The primary source of lithium is spodumene, a mineral is commonly associated with aluminosilicate minerals like feldspar. Flotation is widely regarded as the most effective method for separating spodumene from feldspar. The efficiency of this separation process is largely dependent on the choice of flotation reagents. In this work, an efficient collector, sodium N-oleoylsarcosinate (SNOS), was employed to achieve the separation of spodumene and feldspar. To investigate the flotation behavior and underlying mechanism, a comprehensive approach involving flotation tests, solution chemical calculation, Fourier transform infrared spectroscopy (FTIR), contact angle measurements, atomic force microscope (AFM), and density functional theory (DFT) calculations was launched. Operating under optimal conditions, Li₂O demonstrated a recovery of 88.59% and a concentrate grade of 7.12% in the mixed minerals flotation. Due to more O and Al active sites on spodumene, SNOS exhibited strong chemisorption and multilayer adsorption on Ca(II)-activated spodumene. Remarkably, SNOS, with its three oxygen sites, displayed a robust reaction with Ca(Ⅱ)-activated spodumene, boasting an adsorption energy as substantial as −789.41 kJ/mol. In contrast, the interaction of SNOS with Ca(Ⅱ)-activated feldspar was negligible. Therefore, the proficient SNOS collector with notable selectivity, holds immense potential for practical application in the flotation of real spodumene ores.

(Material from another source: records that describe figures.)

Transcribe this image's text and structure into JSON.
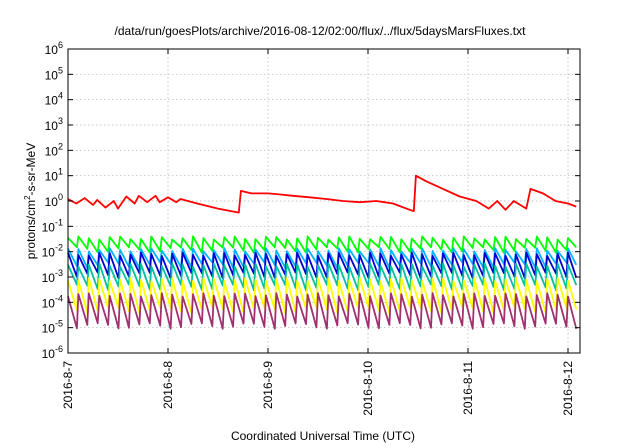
{
  "chart_data": {
    "type": "line",
    "title": "/data/run/goesPlots/archive/2016-08-12/02:00/flux/../flux/5daysMarsFluxes.txt",
    "xlabel": "Coordinated Universal Time (UTC)",
    "ylabel_parts": [
      "protons/cm",
      "2",
      "-s-sr-MeV"
    ],
    "y_scale": "log",
    "ylim": [
      1e-06,
      1000000.0
    ],
    "xlim": [
      "2016-08-07T00:00",
      "2016-08-12T02:00"
    ],
    "grid": true,
    "legend": "none",
    "x_tick_labels": [
      "2016-8-7",
      "2016-8-8",
      "2016-8-9",
      "2016-8-10",
      "2016-8-11",
      "2016-8-12"
    ],
    "y_ticks": [
      {
        "base": "10",
        "exp": "-6",
        "value": 1e-06
      },
      {
        "base": "10",
        "exp": "-5",
        "value": 1e-05
      },
      {
        "base": "10",
        "exp": "-4",
        "value": 0.0001
      },
      {
        "base": "10",
        "exp": "-3",
        "value": 0.001
      },
      {
        "base": "10",
        "exp": "-2",
        "value": 0.01
      },
      {
        "base": "10",
        "exp": "-1",
        "value": 0.1
      },
      {
        "base": "10",
        "exp": "0",
        "value": 1
      },
      {
        "base": "10",
        "exp": "1",
        "value": 10
      },
      {
        "base": "10",
        "exp": "2",
        "value": 100
      },
      {
        "base": "10",
        "exp": "3",
        "value": 1000
      },
      {
        "base": "10",
        "exp": "4",
        "value": 10000
      },
      {
        "base": "10",
        "exp": "5",
        "value": 100000
      },
      {
        "base": "10",
        "exp": "6",
        "value": 1000000
      }
    ],
    "series": [
      {
        "color": "#ff0000",
        "x": [
          "2016-08-07T00:00",
          "2016-08-07T02:00",
          "2016-08-07T04:00",
          "2016-08-07T06:00",
          "2016-08-07T07:00",
          "2016-08-07T09:00",
          "2016-08-07T11:00",
          "2016-08-07T12:00",
          "2016-08-07T14:00",
          "2016-08-07T16:00",
          "2016-08-07T17:00",
          "2016-08-07T19:00",
          "2016-08-07T21:00",
          "2016-08-07T22:00",
          "2016-08-08T00:00",
          "2016-08-08T02:00",
          "2016-08-08T03:00",
          "2016-08-08T07:00",
          "2016-08-08T12:00",
          "2016-08-08T17:00",
          "2016-08-08T17:30",
          "2016-08-08T20:00",
          "2016-08-09T00:00",
          "2016-08-09T03:00",
          "2016-08-09T06:00",
          "2016-08-09T10:00",
          "2016-08-09T14:00",
          "2016-08-09T18:00",
          "2016-08-09T22:00",
          "2016-08-10T02:00",
          "2016-08-10T06:00",
          "2016-08-10T10:00",
          "2016-08-10T11:00",
          "2016-08-10T11:30",
          "2016-08-10T14:00",
          "2016-08-10T18:00",
          "2016-08-10T22:00",
          "2016-08-11T02:00",
          "2016-08-11T05:00",
          "2016-08-11T07:00",
          "2016-08-11T09:00",
          "2016-08-11T11:00",
          "2016-08-11T14:00",
          "2016-08-11T15:00",
          "2016-08-11T18:00",
          "2016-08-11T21:00",
          "2016-08-12T00:00",
          "2016-08-12T02:00"
        ],
        "values": [
          1.2,
          0.8,
          1.3,
          0.7,
          1.1,
          0.55,
          1.0,
          0.5,
          1.5,
          0.8,
          1.6,
          0.9,
          1.6,
          0.9,
          1.4,
          0.9,
          1.2,
          0.8,
          0.5,
          0.35,
          2.5,
          2.0,
          2.0,
          1.8,
          1.6,
          1.4,
          1.2,
          1.0,
          0.9,
          1.0,
          0.8,
          0.45,
          0.4,
          10,
          6.0,
          3.0,
          1.5,
          1.0,
          0.5,
          1.0,
          0.45,
          1.0,
          0.5,
          3.0,
          2.0,
          1.0,
          0.8,
          0.6
        ]
      }
    ],
    "periodic_series": [
      {
        "color": "#00ff00",
        "period_hours": 2.5,
        "start": "2016-08-07T00:00",
        "end": "2016-08-12T02:00",
        "high": 0.035,
        "low": 0.012
      },
      {
        "color": "#00b4ff",
        "period_hours": 2.5,
        "start": "2016-08-07T00:00",
        "end": "2016-08-12T02:00",
        "high": 0.012,
        "low": 0.003
      },
      {
        "color": "#0000d0",
        "period_hours": 2.5,
        "start": "2016-08-07T00:00",
        "end": "2016-08-12T02:00",
        "high": 0.008,
        "low": 0.0012
      },
      {
        "color": "#00c0a0",
        "period_hours": 2.5,
        "start": "2016-08-07T00:00",
        "end": "2016-08-12T02:00",
        "high": 0.003,
        "low": 0.0004
      },
      {
        "color": "#ffff00",
        "period_hours": 2.5,
        "start": "2016-08-07T00:00",
        "end": "2016-08-12T02:00",
        "high": 0.0008,
        "low": 5e-05
      },
      {
        "color": "#a03070",
        "period_hours": 2.5,
        "start": "2016-08-07T00:00",
        "end": "2016-08-12T02:00",
        "high": 0.0002,
        "low": 1.2e-05
      }
    ]
  }
}
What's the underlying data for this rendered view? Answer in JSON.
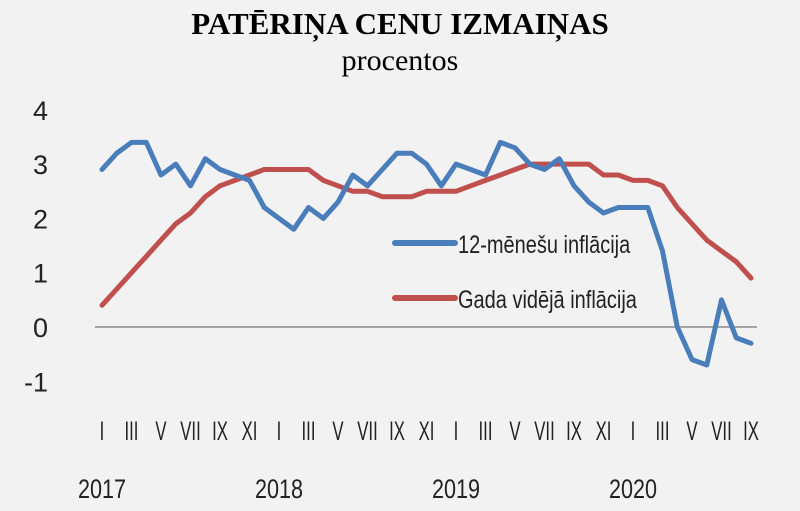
{
  "chart_data": {
    "type": "line",
    "title": "PATĒRIŅA CENU IZMAIŅAS",
    "subtitle": "procentos",
    "xlabel": "",
    "ylabel": "",
    "ylim": [
      -1,
      4
    ],
    "yticks": [
      "4",
      "3",
      "2",
      "1",
      "0",
      "-1"
    ],
    "x_start": "2017-01",
    "x_end": "2020-09",
    "x_frequency": "monthly",
    "month_tick_labels": [
      "I",
      "III",
      "V",
      "VII",
      "IX",
      "XI",
      "I",
      "III",
      "V",
      "VII",
      "IX",
      "XI",
      "I",
      "III",
      "V",
      "VII",
      "IX",
      "XI",
      "I",
      "III",
      "V",
      "VII",
      "IX"
    ],
    "year_labels": [
      "2017",
      "2018",
      "2019",
      "2020"
    ],
    "grid": false,
    "zero_line": true,
    "legend_position": "center-right",
    "series": [
      {
        "name": "12-mēnešu inflācija",
        "color": "#4a7ebb",
        "values": [
          2.9,
          3.2,
          3.4,
          3.4,
          2.8,
          3.0,
          2.6,
          3.1,
          2.9,
          2.8,
          2.7,
          2.2,
          2.0,
          1.8,
          2.2,
          2.0,
          2.3,
          2.8,
          2.6,
          2.9,
          3.2,
          3.2,
          3.0,
          2.6,
          3.0,
          2.9,
          2.8,
          3.4,
          3.3,
          3.0,
          2.9,
          3.1,
          2.6,
          2.3,
          2.1,
          2.2,
          2.2,
          2.2,
          1.4,
          0.0,
          -0.6,
          -0.7,
          0.5,
          -0.2,
          -0.3
        ]
      },
      {
        "name": "Gada vidējā inflācija",
        "color": "#c0504d",
        "values": [
          0.4,
          0.7,
          1.0,
          1.3,
          1.6,
          1.9,
          2.1,
          2.4,
          2.6,
          2.7,
          2.8,
          2.9,
          2.9,
          2.9,
          2.9,
          2.7,
          2.6,
          2.5,
          2.5,
          2.4,
          2.4,
          2.4,
          2.5,
          2.5,
          2.5,
          2.6,
          2.7,
          2.8,
          2.9,
          3.0,
          3.0,
          3.0,
          3.0,
          3.0,
          2.8,
          2.8,
          2.7,
          2.7,
          2.6,
          2.2,
          1.9,
          1.6,
          1.4,
          1.2,
          0.9
        ]
      }
    ]
  }
}
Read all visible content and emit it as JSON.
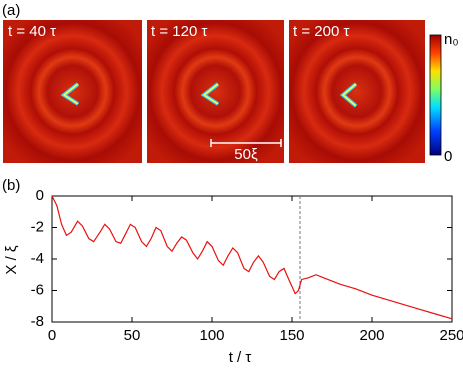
{
  "panel_labels": [
    "(a)",
    "(b)"
  ],
  "snapshots": [
    {
      "label": "t = 40 τ"
    },
    {
      "label": "t = 120 τ"
    },
    {
      "label": "t = 200 τ"
    }
  ],
  "scale_bar": "50ξ",
  "colorbar": {
    "top": "n₀",
    "bottom": "0"
  },
  "chart_data": {
    "type": "line",
    "x_label": "t / τ",
    "y_label": "X / ξ",
    "x": [
      0,
      3,
      6,
      9,
      12,
      16,
      19,
      23,
      26,
      30,
      33,
      36,
      40,
      43,
      46,
      49,
      52,
      56,
      59,
      62,
      65,
      68,
      72,
      75,
      78,
      81,
      84,
      88,
      91,
      94,
      97,
      100,
      104,
      107,
      110,
      113,
      116,
      120,
      123,
      126,
      129,
      132,
      136,
      139,
      142,
      145,
      148,
      152,
      154,
      156,
      160,
      165,
      170,
      180,
      190,
      200,
      210,
      220,
      230,
      240,
      250
    ],
    "series": [
      {
        "color": "#e8110f",
        "values": [
          0,
          -0.6,
          -1.8,
          -2.5,
          -2.3,
          -1.6,
          -1.9,
          -2.7,
          -2.9,
          -2.3,
          -1.8,
          -2.1,
          -2.9,
          -3.0,
          -2.4,
          -1.8,
          -2.0,
          -2.9,
          -3.2,
          -2.7,
          -2.0,
          -2.2,
          -3.2,
          -3.5,
          -3.0,
          -2.6,
          -2.8,
          -3.6,
          -4.0,
          -3.5,
          -2.9,
          -3.2,
          -4.1,
          -4.4,
          -3.8,
          -3.3,
          -3.6,
          -4.6,
          -4.8,
          -4.2,
          -3.8,
          -4.2,
          -5.1,
          -5.3,
          -4.8,
          -4.6,
          -5.3,
          -6.2,
          -6.0,
          -5.3,
          -5.2,
          -5.0,
          -5.2,
          -5.6,
          -5.9,
          -6.3,
          -6.6,
          -6.9,
          -7.2,
          -7.5,
          -7.8
        ]
      }
    ],
    "xlim": [
      0,
      250
    ],
    "ylim": [
      -8,
      0
    ],
    "xticks": [
      0,
      50,
      100,
      150,
      200,
      250
    ],
    "yticks": [
      0,
      -2,
      -4,
      -6,
      -8
    ],
    "vline": 155
  }
}
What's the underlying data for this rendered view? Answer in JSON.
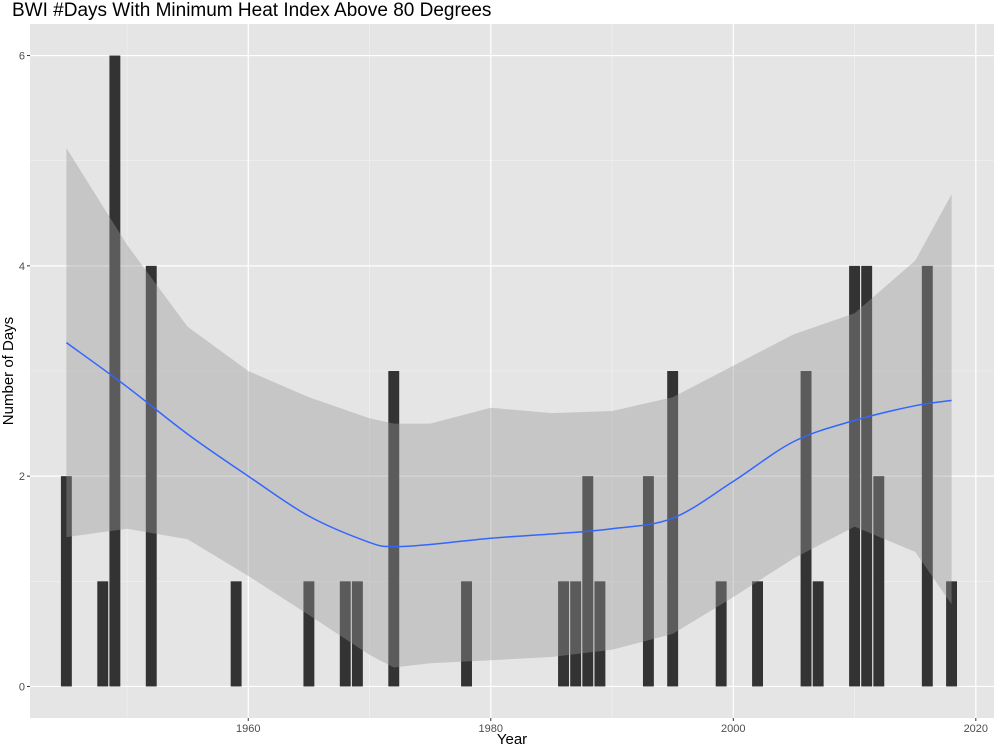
{
  "chart_data": {
    "type": "bar",
    "title": "BWI #Days With Minimum Heat Index Above 80 Degrees",
    "xlabel": "Year",
    "ylabel": "Number of Days",
    "xlim": [
      1942,
      2021.5
    ],
    "ylim": [
      -0.3,
      6.3
    ],
    "x_ticks": [
      1960,
      1980,
      2000,
      2020
    ],
    "y_ticks": [
      0,
      2,
      4,
      6
    ],
    "grid": true,
    "bar_color": "#333333",
    "smooth_color": "#3366ff",
    "ribbon_color": "#999999",
    "panel_background": "#e5e5e5",
    "bars": [
      {
        "year": 1945,
        "days": 2
      },
      {
        "year": 1948,
        "days": 1
      },
      {
        "year": 1949,
        "days": 6
      },
      {
        "year": 1952,
        "days": 4
      },
      {
        "year": 1959,
        "days": 1
      },
      {
        "year": 1965,
        "days": 1
      },
      {
        "year": 1968,
        "days": 1
      },
      {
        "year": 1969,
        "days": 1
      },
      {
        "year": 1972,
        "days": 3
      },
      {
        "year": 1978,
        "days": 1
      },
      {
        "year": 1986,
        "days": 1
      },
      {
        "year": 1987,
        "days": 1
      },
      {
        "year": 1988,
        "days": 2
      },
      {
        "year": 1989,
        "days": 1
      },
      {
        "year": 1993,
        "days": 2
      },
      {
        "year": 1995,
        "days": 3
      },
      {
        "year": 1999,
        "days": 1
      },
      {
        "year": 2002,
        "days": 1
      },
      {
        "year": 2006,
        "days": 3
      },
      {
        "year": 2007,
        "days": 1
      },
      {
        "year": 2010,
        "days": 4
      },
      {
        "year": 2011,
        "days": 4
      },
      {
        "year": 2012,
        "days": 2
      },
      {
        "year": 2016,
        "days": 4
      },
      {
        "year": 2018,
        "days": 1
      }
    ],
    "smooth": {
      "x": [
        1945,
        1950,
        1955,
        1960,
        1965,
        1970,
        1972,
        1975,
        1980,
        1985,
        1990,
        1995,
        2000,
        2005,
        2010,
        2015,
        2018
      ],
      "y": [
        3.27,
        2.85,
        2.4,
        2.0,
        1.62,
        1.37,
        1.33,
        1.35,
        1.41,
        1.45,
        1.5,
        1.6,
        1.95,
        2.33,
        2.53,
        2.67,
        2.72
      ],
      "lower": [
        1.42,
        1.5,
        1.4,
        1.05,
        0.68,
        0.3,
        0.18,
        0.22,
        0.25,
        0.28,
        0.35,
        0.5,
        0.85,
        1.22,
        1.52,
        1.28,
        0.78
      ],
      "upper": [
        5.12,
        4.2,
        3.42,
        3.0,
        2.75,
        2.55,
        2.5,
        2.5,
        2.65,
        2.6,
        2.62,
        2.75,
        3.05,
        3.35,
        3.55,
        4.05,
        4.68
      ]
    }
  }
}
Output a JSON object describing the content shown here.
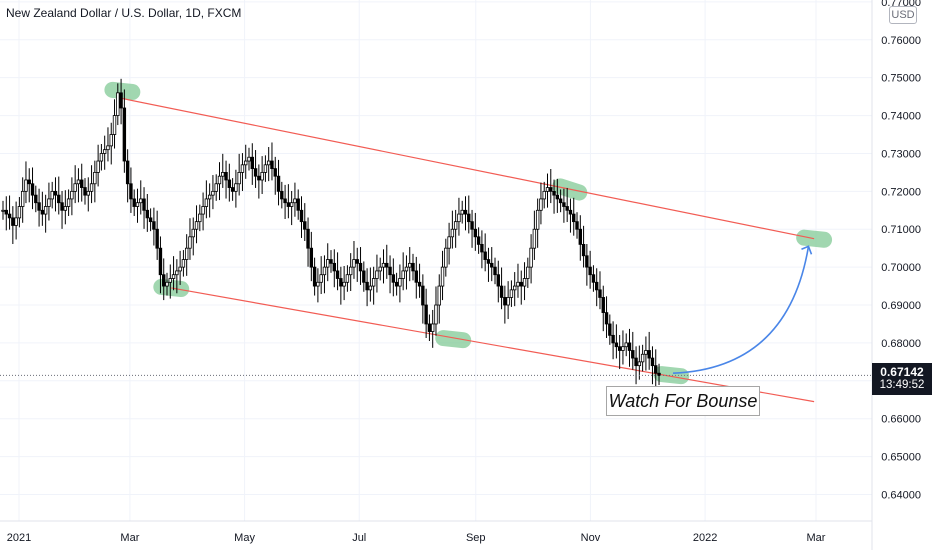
{
  "chart_data": {
    "type": "candlestick",
    "title": "New Zealand Dollar / U.S. Dollar, 1D, FXCM",
    "currency": "USD",
    "x_tick_labels": [
      "2021",
      "Mar",
      "May",
      "Jul",
      "Sep",
      "Nov",
      "2022",
      "Mar"
    ],
    "y_tick_labels": [
      "0.64000",
      "0.65000",
      "0.66000",
      "0.67000",
      "0.68000",
      "0.69000",
      "0.70000",
      "0.71000",
      "0.72000",
      "0.73000",
      "0.74000",
      "0.75000",
      "0.76000",
      "0.77000"
    ],
    "ylim": [
      0.633,
      0.7705
    ],
    "last_price": "0.67142",
    "countdown": "13:49:52",
    "annotation": "Watch For Bounse",
    "colors": {
      "candle": "#000000",
      "channel": "#f25c54",
      "highlight": "#81c995",
      "arrow": "#4a86e8",
      "badge": "#131722"
    },
    "channel": {
      "upper": [
        {
          "date": "2021-02-25",
          "price": 0.7445
        },
        {
          "date": "2022-02-28",
          "price": 0.7075
        }
      ],
      "lower": [
        {
          "date": "2021-03-23",
          "price": 0.6945
        },
        {
          "date": "2022-02-28",
          "price": 0.6645
        }
      ]
    },
    "highlights": [
      {
        "date": "2021-02-25",
        "price": 0.7465
      },
      {
        "date": "2021-03-23",
        "price": 0.6945
      },
      {
        "date": "2021-08-20",
        "price": 0.681
      },
      {
        "date": "2021-10-21",
        "price": 0.7205
      },
      {
        "date": "2021-12-14",
        "price": 0.6715
      },
      {
        "date": "2022-02-28",
        "price": 0.7075
      }
    ],
    "arrow": {
      "from": {
        "date": "2021-12-16",
        "price": 0.672
      },
      "to": {
        "date": "2022-02-25",
        "price": 0.7055
      }
    },
    "close_series": [
      0.715,
      0.714,
      0.713,
      0.711,
      0.713,
      0.716,
      0.72,
      0.723,
      0.722,
      0.719,
      0.717,
      0.715,
      0.714,
      0.716,
      0.718,
      0.72,
      0.719,
      0.717,
      0.715,
      0.716,
      0.718,
      0.72,
      0.722,
      0.723,
      0.721,
      0.719,
      0.72,
      0.722,
      0.725,
      0.728,
      0.73,
      0.731,
      0.732,
      0.735,
      0.74,
      0.746,
      0.742,
      0.728,
      0.722,
      0.718,
      0.716,
      0.717,
      0.718,
      0.715,
      0.713,
      0.712,
      0.71,
      0.705,
      0.698,
      0.695,
      0.696,
      0.697,
      0.698,
      0.699,
      0.7,
      0.702,
      0.705,
      0.708,
      0.71,
      0.712,
      0.714,
      0.716,
      0.718,
      0.719,
      0.72,
      0.722,
      0.724,
      0.725,
      0.723,
      0.721,
      0.72,
      0.722,
      0.725,
      0.727,
      0.728,
      0.729,
      0.726,
      0.724,
      0.723,
      0.725,
      0.727,
      0.728,
      0.726,
      0.724,
      0.72,
      0.718,
      0.717,
      0.716,
      0.717,
      0.718,
      0.715,
      0.712,
      0.71,
      0.705,
      0.7,
      0.695,
      0.696,
      0.698,
      0.7,
      0.702,
      0.701,
      0.699,
      0.697,
      0.695,
      0.696,
      0.698,
      0.7,
      0.702,
      0.701,
      0.699,
      0.696,
      0.694,
      0.695,
      0.697,
      0.699,
      0.7,
      0.701,
      0.7,
      0.698,
      0.696,
      0.695,
      0.697,
      0.699,
      0.7,
      0.701,
      0.699,
      0.696,
      0.695,
      0.69,
      0.685,
      0.683,
      0.685,
      0.69,
      0.695,
      0.7,
      0.705,
      0.708,
      0.71,
      0.712,
      0.714,
      0.715,
      0.714,
      0.712,
      0.71,
      0.708,
      0.706,
      0.704,
      0.702,
      0.701,
      0.7,
      0.698,
      0.695,
      0.692,
      0.69,
      0.692,
      0.694,
      0.695,
      0.696,
      0.695,
      0.697,
      0.7,
      0.705,
      0.71,
      0.715,
      0.718,
      0.72,
      0.721,
      0.72,
      0.719,
      0.718,
      0.717,
      0.716,
      0.715,
      0.714,
      0.712,
      0.71,
      0.706,
      0.703,
      0.7,
      0.698,
      0.696,
      0.694,
      0.692,
      0.688,
      0.685,
      0.682,
      0.68,
      0.679,
      0.678,
      0.679,
      0.68,
      0.678,
      0.676,
      0.674,
      0.675,
      0.677,
      0.678,
      0.676,
      0.674,
      0.672,
      0.6714
    ]
  }
}
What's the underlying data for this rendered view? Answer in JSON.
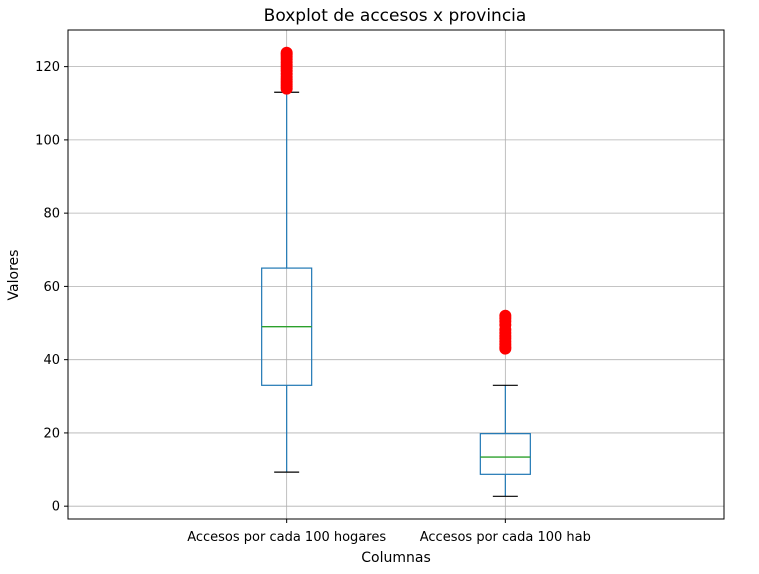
{
  "chart_data": {
    "type": "boxplot",
    "title": "Boxplot de accesos x provincia",
    "xlabel": "Columnas",
    "ylabel": "Valores",
    "ylim": [
      -3.5,
      130
    ],
    "yticks": [
      0,
      20,
      40,
      60,
      80,
      100,
      120
    ],
    "grid": true,
    "categories": [
      "Accesos por cada 100 hogares",
      "Accesos por cada 100 hab"
    ],
    "boxes": [
      {
        "category": "Accesos por cada 100 hogares",
        "whisker_low": 9.3,
        "q1": 33,
        "median": 49,
        "q3": 65,
        "whisker_high": 113,
        "outliers": [
          114,
          114.6,
          115.2,
          115.8,
          116.5,
          117.2,
          118,
          118.8,
          119.6,
          120.4,
          121.2,
          122,
          122.7,
          123.3,
          123.8
        ]
      },
      {
        "category": "Accesos por cada 100 hab",
        "whisker_low": 2.7,
        "q1": 8.7,
        "median": 13.4,
        "q3": 19.8,
        "whisker_high": 33,
        "outliers": [
          43,
          43.5,
          44.2,
          45,
          45.8,
          46.5,
          47.3,
          48.2,
          49.5,
          50.5,
          51.3,
          52
        ]
      }
    ],
    "colors": {
      "box": "#1f77b4",
      "median": "#2ca02c",
      "cap": "#000000",
      "outlier": "#ff0000",
      "grid": "#b0b0b0"
    }
  }
}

锂的主要来源是锂辉石，这种矿物通常与长石等铝硅酸盐矿物伴生。浮选被广泛认为是从长石中分离锂辉石的最有效方法。该分离过程的效率很大程度上取决于浮选试剂的选择。在这项工作中，采用一种高效的捕收剂N-油酰肌氨酸钠（SNOS）来实现锂辉石和长石的分离。为了研究浮选行为和潜在机制，推出了涉及浮选测试、溶液化学计算、傅里叶变换红外光谱（FTIR）、接触角测量、原子力显微镜（AFM）和密度泛函理论（DFT）计算的综合方法。在最佳条件下运行，Li ₂在混合矿物浮选中，O 的回收率为 88.59%，精矿品位为 7.12%。由于锂辉石上有更多的O和Al活性位点，SNOS对Ca(II)活化的锂辉石表现出很强的化学吸附和多层吸附。值得注意的是，具有三个氧位点的 SNOS 与 Ca(II) 激活的锂辉石表现出强烈的反应，吸附能高达 -789.41 kJ/mol。相比之下，SNOS 与 Ca(Ⅱ) 激活长石的相互作用可以忽略不计。因此，具有显着选择性的高效 SNOS 捕收剂在实际锂辉石矿石浮选中具有巨大的实际应用潜力。